Elle prit le jeune garçon dans ces bras et le rassura en lui assurant qu'ils allaient la retrouver.
Alors qu'elle s'avançait, elle se retrouva devant Alexia complètement perdue. Les pointes de ses cheveux avaient viré au rouge et elle avait une mine anxieuse.
— Je n'arrive pas à croire qu'on va partir. C'est tellement dangereux dehors.
Juan arriva alors qu'elle continuait de parler sans s'arrêter. Il récupéra son sac en remerciant Hope. Il était toujours aussi calme et paisible, comme si tout était normal.
— On se rejoint tous à l'extérieur.
— Je dois retrouver la sœur de ce petit, finit Hope en tournant la tête dans tous les sens.
Elle regarda le garçon qui commençait à avoir peur et le rassura
— Ne t'inquiète pas mon chou, on va retrouver ta grande sœur.
Si Hope faisait ça, c'est que ce bonhomme ressembler trop à son petit cousin qu'elle avait dû quitter pour assurer sa protection. Mais quand des bruits sourd de moteur ronronnèrent dehors, son cœur rata un battement et elle regarda la pendule. Trois heures trente.
— Merde !
Elle tourna la tête et croisa le regard de Juan et de Lexia qui semblaient dépassés.
— Merde c'est le mot en effet... lâcha Juan.
En une seconde, son visage avait changé. Il parut réfléchir un instant et ajouta.
— Dimitri connait le chemin. Suivez les autres je vous rattrape. Et ne prenez pas de risques.
À ces mots, il prit son sac et partit en direction des militaires en ayant lancé un dernier regard à Alexia.
Hope serra des dents et commença à courir, toujours en tenant le petit dans ces bras, quand une fille plus âgée arriva devant eux.

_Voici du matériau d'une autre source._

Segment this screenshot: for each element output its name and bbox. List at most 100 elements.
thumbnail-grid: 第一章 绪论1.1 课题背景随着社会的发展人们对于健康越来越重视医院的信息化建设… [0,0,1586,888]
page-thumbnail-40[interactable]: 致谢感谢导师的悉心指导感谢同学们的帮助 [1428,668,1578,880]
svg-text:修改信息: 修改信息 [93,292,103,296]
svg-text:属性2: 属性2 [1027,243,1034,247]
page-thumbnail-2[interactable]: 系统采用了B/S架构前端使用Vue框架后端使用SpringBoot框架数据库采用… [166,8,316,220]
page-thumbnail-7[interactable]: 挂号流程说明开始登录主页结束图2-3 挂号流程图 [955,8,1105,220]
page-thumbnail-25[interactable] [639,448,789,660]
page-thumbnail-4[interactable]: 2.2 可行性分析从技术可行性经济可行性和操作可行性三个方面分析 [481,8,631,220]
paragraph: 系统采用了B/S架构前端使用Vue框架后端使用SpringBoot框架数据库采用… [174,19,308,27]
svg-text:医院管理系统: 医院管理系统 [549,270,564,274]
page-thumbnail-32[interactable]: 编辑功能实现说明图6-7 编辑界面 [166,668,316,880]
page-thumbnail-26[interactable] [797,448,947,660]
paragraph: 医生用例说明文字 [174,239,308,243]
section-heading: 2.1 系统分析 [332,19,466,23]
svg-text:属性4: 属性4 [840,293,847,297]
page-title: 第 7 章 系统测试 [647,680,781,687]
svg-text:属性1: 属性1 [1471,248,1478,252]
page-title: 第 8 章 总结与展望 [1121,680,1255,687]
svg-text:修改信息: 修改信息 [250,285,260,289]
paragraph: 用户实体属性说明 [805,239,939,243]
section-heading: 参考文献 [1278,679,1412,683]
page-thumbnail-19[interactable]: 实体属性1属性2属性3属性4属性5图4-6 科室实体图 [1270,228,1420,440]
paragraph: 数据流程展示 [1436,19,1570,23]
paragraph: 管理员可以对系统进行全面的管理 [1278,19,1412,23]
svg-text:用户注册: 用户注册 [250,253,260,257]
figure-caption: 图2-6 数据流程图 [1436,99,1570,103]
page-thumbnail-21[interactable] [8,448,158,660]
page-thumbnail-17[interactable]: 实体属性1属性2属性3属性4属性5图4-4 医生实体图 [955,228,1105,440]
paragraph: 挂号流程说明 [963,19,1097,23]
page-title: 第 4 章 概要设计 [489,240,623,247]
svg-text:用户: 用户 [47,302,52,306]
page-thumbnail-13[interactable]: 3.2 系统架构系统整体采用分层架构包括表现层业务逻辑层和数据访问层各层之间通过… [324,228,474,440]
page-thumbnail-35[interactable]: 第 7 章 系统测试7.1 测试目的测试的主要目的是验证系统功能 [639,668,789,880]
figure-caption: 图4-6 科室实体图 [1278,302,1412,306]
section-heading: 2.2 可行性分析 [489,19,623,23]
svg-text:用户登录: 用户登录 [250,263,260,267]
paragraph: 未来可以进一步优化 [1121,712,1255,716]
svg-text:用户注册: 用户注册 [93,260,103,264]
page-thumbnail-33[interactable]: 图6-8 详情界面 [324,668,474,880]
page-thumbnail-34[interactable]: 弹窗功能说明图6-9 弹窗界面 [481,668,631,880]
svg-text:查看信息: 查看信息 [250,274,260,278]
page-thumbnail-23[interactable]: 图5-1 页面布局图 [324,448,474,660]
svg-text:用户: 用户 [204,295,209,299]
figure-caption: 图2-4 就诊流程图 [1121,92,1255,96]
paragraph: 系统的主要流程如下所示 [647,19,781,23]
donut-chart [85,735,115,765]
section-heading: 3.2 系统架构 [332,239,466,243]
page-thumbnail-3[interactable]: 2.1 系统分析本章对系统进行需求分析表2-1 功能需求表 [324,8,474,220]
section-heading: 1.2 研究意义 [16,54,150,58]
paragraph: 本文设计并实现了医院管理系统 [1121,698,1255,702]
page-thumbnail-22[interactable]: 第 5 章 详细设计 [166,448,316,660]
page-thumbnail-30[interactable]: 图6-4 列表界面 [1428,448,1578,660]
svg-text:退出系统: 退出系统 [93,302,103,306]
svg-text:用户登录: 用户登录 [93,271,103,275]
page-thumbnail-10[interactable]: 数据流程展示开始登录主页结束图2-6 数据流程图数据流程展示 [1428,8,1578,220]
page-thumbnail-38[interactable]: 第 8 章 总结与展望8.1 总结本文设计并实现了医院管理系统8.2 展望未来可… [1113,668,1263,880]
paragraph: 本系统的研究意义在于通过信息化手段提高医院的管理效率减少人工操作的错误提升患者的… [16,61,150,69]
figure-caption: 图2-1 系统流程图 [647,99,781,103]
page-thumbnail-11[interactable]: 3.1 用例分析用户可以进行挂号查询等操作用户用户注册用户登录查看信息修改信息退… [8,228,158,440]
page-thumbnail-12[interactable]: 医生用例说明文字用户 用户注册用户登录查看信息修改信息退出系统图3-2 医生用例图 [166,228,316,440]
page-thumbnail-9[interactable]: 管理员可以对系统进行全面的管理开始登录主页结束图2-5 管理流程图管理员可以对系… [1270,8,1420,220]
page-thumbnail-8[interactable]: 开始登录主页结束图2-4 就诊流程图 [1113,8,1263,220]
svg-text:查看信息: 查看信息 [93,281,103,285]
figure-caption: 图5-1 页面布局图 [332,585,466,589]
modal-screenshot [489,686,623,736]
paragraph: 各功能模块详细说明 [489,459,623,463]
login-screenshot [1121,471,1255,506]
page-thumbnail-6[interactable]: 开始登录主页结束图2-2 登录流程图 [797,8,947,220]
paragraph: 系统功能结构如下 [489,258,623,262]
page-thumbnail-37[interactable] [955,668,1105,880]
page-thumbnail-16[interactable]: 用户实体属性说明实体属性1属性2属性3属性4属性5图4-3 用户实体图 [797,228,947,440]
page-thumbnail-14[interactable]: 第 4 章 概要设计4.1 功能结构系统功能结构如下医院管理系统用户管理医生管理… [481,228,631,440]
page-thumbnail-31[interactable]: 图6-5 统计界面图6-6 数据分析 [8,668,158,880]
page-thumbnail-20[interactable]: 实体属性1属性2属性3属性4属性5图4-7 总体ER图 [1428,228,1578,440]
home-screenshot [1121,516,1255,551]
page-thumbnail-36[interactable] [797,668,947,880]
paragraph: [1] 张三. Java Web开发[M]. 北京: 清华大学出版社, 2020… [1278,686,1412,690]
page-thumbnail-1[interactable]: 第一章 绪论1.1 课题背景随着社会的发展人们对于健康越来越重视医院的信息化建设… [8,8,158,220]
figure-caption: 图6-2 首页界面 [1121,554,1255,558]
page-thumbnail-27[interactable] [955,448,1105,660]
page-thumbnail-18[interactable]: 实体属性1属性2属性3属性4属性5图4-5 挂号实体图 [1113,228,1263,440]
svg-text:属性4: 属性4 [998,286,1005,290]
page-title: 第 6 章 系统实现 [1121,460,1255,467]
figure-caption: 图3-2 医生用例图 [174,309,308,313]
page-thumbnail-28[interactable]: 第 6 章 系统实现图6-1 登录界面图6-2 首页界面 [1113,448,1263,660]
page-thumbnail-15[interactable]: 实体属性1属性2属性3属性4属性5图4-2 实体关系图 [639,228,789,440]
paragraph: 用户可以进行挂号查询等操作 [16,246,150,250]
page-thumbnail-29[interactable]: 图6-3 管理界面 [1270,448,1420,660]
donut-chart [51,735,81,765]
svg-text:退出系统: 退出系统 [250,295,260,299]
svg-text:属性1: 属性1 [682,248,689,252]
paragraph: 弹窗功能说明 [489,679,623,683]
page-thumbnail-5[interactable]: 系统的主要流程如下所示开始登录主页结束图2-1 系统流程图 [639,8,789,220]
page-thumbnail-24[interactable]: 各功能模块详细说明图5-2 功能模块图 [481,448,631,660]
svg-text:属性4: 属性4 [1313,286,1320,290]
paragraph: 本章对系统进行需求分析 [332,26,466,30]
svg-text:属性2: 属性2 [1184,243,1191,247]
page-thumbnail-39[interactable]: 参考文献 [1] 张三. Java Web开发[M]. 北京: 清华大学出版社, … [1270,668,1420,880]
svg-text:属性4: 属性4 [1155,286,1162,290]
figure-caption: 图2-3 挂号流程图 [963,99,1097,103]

— Nolan ! s'écria la fille en attrapant le petit. Merci, souffla-t-elle à Hope qui lui fit un sourire compatissant.
La jeune fille et son frère commencèrent à courir quand Hope se rendit compte qu'elle n'avait pas eu le temps de repasser dans sa chambre prendre ses affaires. Son sac contenait la photo de ses parents. La seule photo qu'elle avait encore d'eux, elle lui tenait trop à cœur pour pouvoir la laisser. Ça pouvait paraitre stupide, et à vrai dire, ça l'était peut-être, mais sa pire peur était qu'un jour leur visage s'efface de son esprit. Alors elle était prête à prendre des risques pour la récupérer.
Elle courut jusqu'au dortoir en espérant trouver son sac rapidement. Elle monta les marches et tourna prudemment la poignée de la porte. L'état du dortoir était désespérant. Tout était en plan, chacun avait pris le plus d'affaires possible et avait laissé le reste, elle aperçut de loin son sac trainer sur son lit et se baissa pour l'attraper. Mais d'un coup, un bruit sourd retentit. Les portes de l'entrée venaient de céder.
Le souffle d'Hope se coupa. Elle prit son sac et fonça jusqu'à la fenêtre qui donnait sur le devant du refuge. Plusieurs 4x4 étaient garés devant.
Des coups de feu résonnèrent dans le couloir et des cris retentirent. À l'extérieur, l'un de 4×4 prit feu. Les murs se couvrirent de noir. Un noir intense et effrayant. Elle n'avait jamais vu ça. Malgré tout, il fallait qu'elle sorte. Elle ouvrit doucement la porte, puis se mit à courir de toutes ses forces. Elle n'avait pas le choix. Il fallait qu'elle s'en sorte, elle ne pouvait pas mourir ici, ni finir dans un centre.
En arrivant au rez-de-chaussée, elle eu le souffle coupé.
De grands nuages de fumée noire avaient envahi la pièce. L'odeur de la poudre manqua de la faire tousser, révélant sa position. Juan était au milieu, un fusil d'assaut sur l'épaule. Il tirait en rafale sur les militaires. Le vacarme des coups de feu était assourdissant. Ses bras étaient d'un noir profond, du bout de ses doigts au haut de ses biceps. Il portait une ceinture remplie de munitions. Hope se recroquevilla derrière la montée d'escaliers, attendant une ouverture pour s'enfuir. À ce point, même Juan la terrifiait. Elle ne l'avait jamais vu ainsi. Il était animé d'une rage qui ne lui semblait plus propre. Les militaires du Général poussaient des hurlements qui auraient fait frissonner n'importe qui.